Colorado Winery Spotlight: Bonacquisti Wine Company
Open a decade in the small Denver neighborhood of Sunnyside, Bonacquisti Wine Company have cemented themselves as a great part of the Colorado wine scene. Paul Bonacquisti, founder and winemaker, comes from a long-line of winemakers. “I grew up making wine as a family hobby. So I learned from my dad, who passed it on from my grandfather, who came from Italy,” he says. He had a job in radio, but when they switched formats and no longer needed him, he got his Certified Sommelier certification and went back to his winemaking roots.
The idea to open an urban winery was a bit of a no brainer. He lived in the area and didn’t want to move, farming isn’t his thing, and “this is where the people are.” The process of winemaking is a pretty straightforward one. They source grapes on the open market, but he likes to support the Colorado market and buy Colorado grapes as much as he can. Though they also source grapes from California, Washington, and even New Mexico. They crush the grapes, which come in during harvest season, and ferment them in house and eventually bottle when it comes time to it.
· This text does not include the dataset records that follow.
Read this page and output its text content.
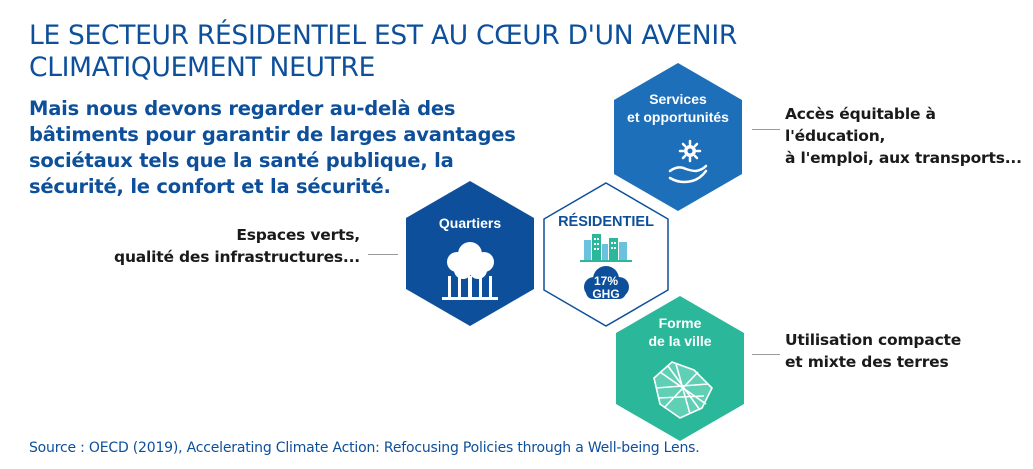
LE SECTEUR RÉSIDENTIEL EST AU CŒUR D'UN AVENIR CLIMATIQUEMENT NEUTRE
Mais nous devons regarder au-delà des bâtiments pour garantir de larges avantages sociétaux tels que la santé publique, la sécurité, le confort et la sécurité.
Services
et opportunités
Quartiers	RÉSIDENTIEL
17%
GHG
Forme
de la ville
Accès équitable à l'éducation,
à l'emploi, aux transports...
Espaces verts,
qualité des infrastructures...
Utilisation compacte
et mixte des terres
Source : OECD (2019), Accelerating Climate Action: Refocusing Policies through a Well-being Lens.
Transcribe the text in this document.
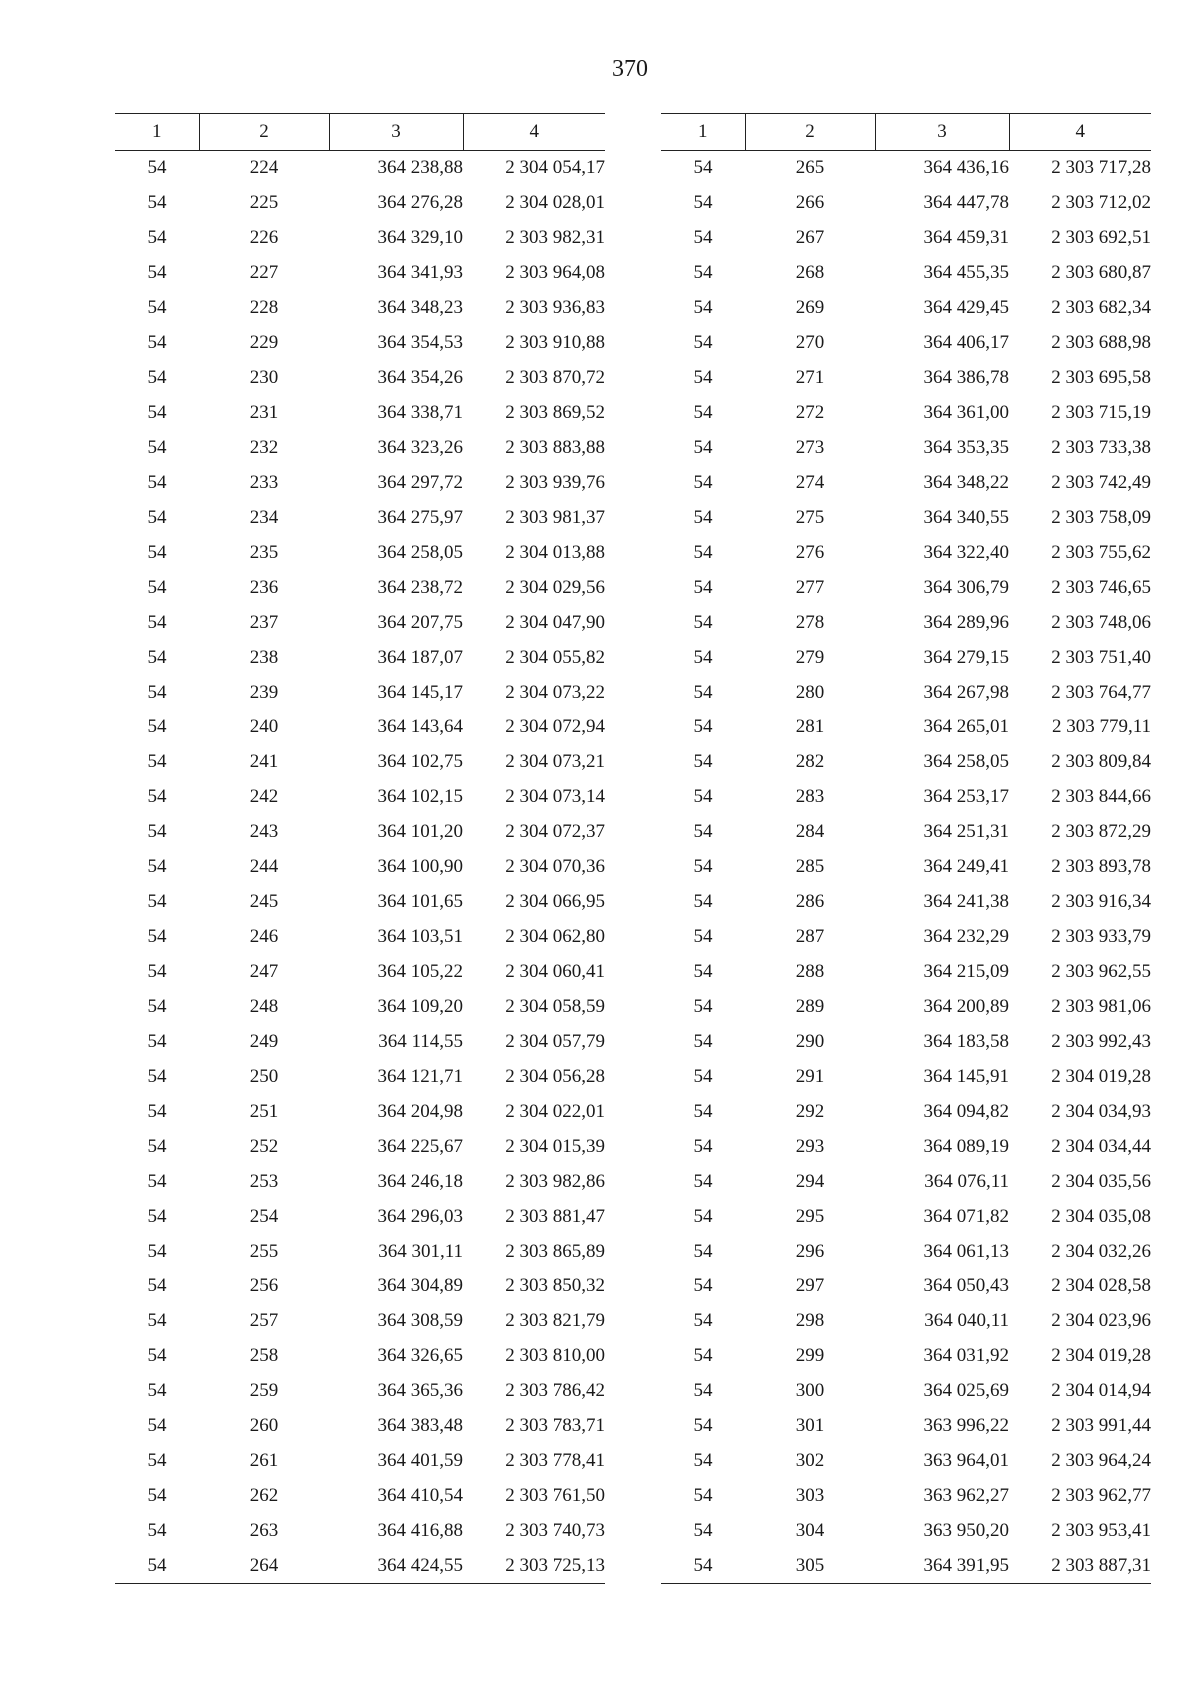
370
1	2	3	4
54	224	364 238,88	2 304 054,17
54	225	364 276,28	2 304 028,01
54	226	364 329,10	2 303 982,31
54	227	364 341,93	2 303 964,08
54	228	364 348,23	2 303 936,83
54	229	364 354,53	2 303 910,88
54	230	364 354,26	2 303 870,72
54	231	364 338,71	2 303 869,52
54	232	364 323,26	2 303 883,88
54	233	364 297,72	2 303 939,76
54	234	364 275,97	2 303 981,37
54	235	364 258,05	2 304 013,88
54	236	364 238,72	2 304 029,56
54	237	364 207,75	2 304 047,90
54	238	364 187,07	2 304 055,82
54	239	364 145,17	2 304 073,22
54	240	364 143,64	2 304 072,94
54	241	364 102,75	2 304 073,21
54	242	364 102,15	2 304 073,14
54	243	364 101,20	2 304 072,37
54	244	364 100,90	2 304 070,36
54	245	364 101,65	2 304 066,95
54	246	364 103,51	2 304 062,80
54	247	364 105,22	2 304 060,41
54	248	364 109,20	2 304 058,59
54	249	364 114,55	2 304 057,79
54	250	364 121,71	2 304 056,28
54	251	364 204,98	2 304 022,01
54	252	364 225,67	2 304 015,39
54	253	364 246,18	2 303 982,86
54	254	364 296,03	2 303 881,47
54	255	364 301,11	2 303 865,89
54	256	364 304,89	2 303 850,32
54	257	364 308,59	2 303 821,79
54	258	364 326,65	2 303 810,00
54	259	364 365,36	2 303 786,42
54	260	364 383,48	2 303 783,71
54	261	364 401,59	2 303 778,41
54	262	364 410,54	2 303 761,50
54	263	364 416,88	2 303 740,73
54	264	364 424,55	2 303 725,13
1	2	3	4
54	265	364 436,16	2 303 717,28
54	266	364 447,78	2 303 712,02
54	267	364 459,31	2 303 692,51
54	268	364 455,35	2 303 680,87
54	269	364 429,45	2 303 682,34
54	270	364 406,17	2 303 688,98
54	271	364 386,78	2 303 695,58
54	272	364 361,00	2 303 715,19
54	273	364 353,35	2 303 733,38
54	274	364 348,22	2 303 742,49
54	275	364 340,55	2 303 758,09
54	276	364 322,40	2 303 755,62
54	277	364 306,79	2 303 746,65
54	278	364 289,96	2 303 748,06
54	279	364 279,15	2 303 751,40
54	280	364 267,98	2 303 764,77
54	281	364 265,01	2 303 779,11
54	282	364 258,05	2 303 809,84
54	283	364 253,17	2 303 844,66
54	284	364 251,31	2 303 872,29
54	285	364 249,41	2 303 893,78
54	286	364 241,38	2 303 916,34
54	287	364 232,29	2 303 933,79
54	288	364 215,09	2 303 962,55
54	289	364 200,89	2 303 981,06
54	290	364 183,58	2 303 992,43
54	291	364 145,91	2 304 019,28
54	292	364 094,82	2 304 034,93
54	293	364 089,19	2 304 034,44
54	294	364 076,11	2 304 035,56
54	295	364 071,82	2 304 035,08
54	296	364 061,13	2 304 032,26
54	297	364 050,43	2 304 028,58
54	298	364 040,11	2 304 023,96
54	299	364 031,92	2 304 019,28
54	300	364 025,69	2 304 014,94
54	301	363 996,22	2 303 991,44
54	302	363 964,01	2 303 964,24
54	303	363 962,27	2 303 962,77
54	304	363 950,20	2 303 953,41
54	305	364 391,95	2 303 887,31
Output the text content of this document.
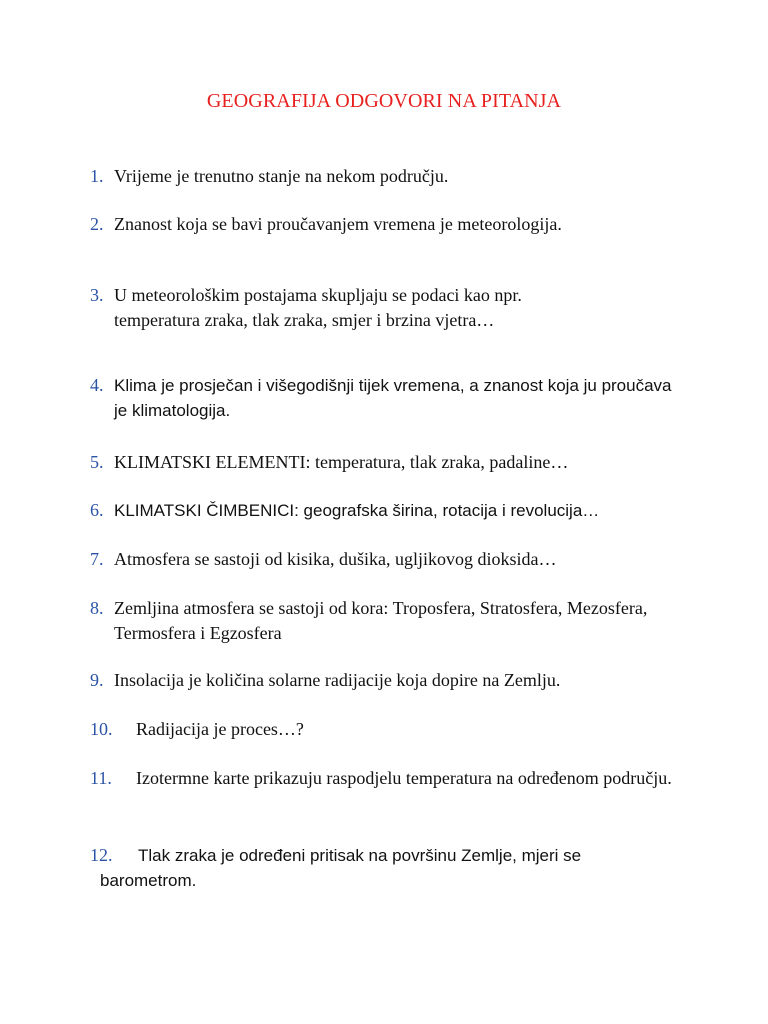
GEOGRAFIJA ODGOVORI NA PITANJA
1. Vrijeme je trenutno stanje na nekom području.
2. Znanost koja se bavi proučavanjem vremena je meteorologija.
3. U meteorološkim postajama skupljaju se podaci kao npr. temperatura zraka, tlak zraka, smjer i brzina vjetra…
4. Klima je prosječan i višegodišnji tijek vremena, a znanost koja ju proučava je klimatologija.
5. KLIMATSKI ELEMENTI: temperatura, tlak zraka, padaline…
6. KLIMATSKI ČIMBENICI: geografska širina, rotacija i revolucija…
7. Atmosfera se sastoji od kisika, dušika, ugljikovog dioksida…
8. Zemljina atmosfera se sastoji od kora: Troposfera, Stratosfera, Mezosfera, Termosfera i Egzosfera
9. Insolacija je količina solarne radijacije koja dopire na Zemlju.
10.	Radijacija je proces…?
11.	Izotermne karte prikazuju raspodjelu temperatura na određenom području.
12.	Tlak zraka je određeni pritisak na površinu Zemlje, mjeri se barometrom.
The juice starts in stainless steel and then “go into barrels at various stages. Some are only in stainless steel, it just depends on the wine.” The wine then goes back into the stainless steel once it’s done in the barrel for bottling and kegging. As for the wines that stay in the stainless steel, it’s all whites. “All my whites are only stainless, I don’t do any barrel aging on whites,” says Paul. Some of his reds to have shorter barrel times than others, but all of them are in the barrel at some point. Paul says it’s merely a style preference to not barrel his whites. In general, fermentation is about a two-week process, and then it’s a matter of aging and maturing which can take three months to nine, depending on the wine. When you go in for a tasting, you’ll notice that the wine is coming out of a tap. When they get ready to bottle the wine, they’ll put it in bottles as well as a keg. Paul says doing this makes things more economical as well environmentally friendly, and doesn’t change any of the process.
As for how the wine scene has changed since he’s been open, Paul says it’s grown a lot. “I think I was number 63 or 64 winery when I opened, and now there are over 130 wineries in the state.” He also attributes the state’s amount of sunshine as setting Colorado apart from the other wine-heavy states. The reds have more fruit forward characteristics and that helps the wine stand out.
One thing that sets Bonacquisti apart is they sell refillable growlers. You can get whichever wine you’d like, and when you’ve emptied your growler, you can just take it back for more. They also make in-house sangria (which is a blend of red and white with a peach wine base), which you can put in your growler. All you have to do is pour over ice, add an orange, and you have a great, easy sangria. They also have wines named after their Children – the Vinny No Neck, an Italian style red, and the Bella Risa, a pinot grigio. It adds to their philosophy of making wine accessible and welcoming.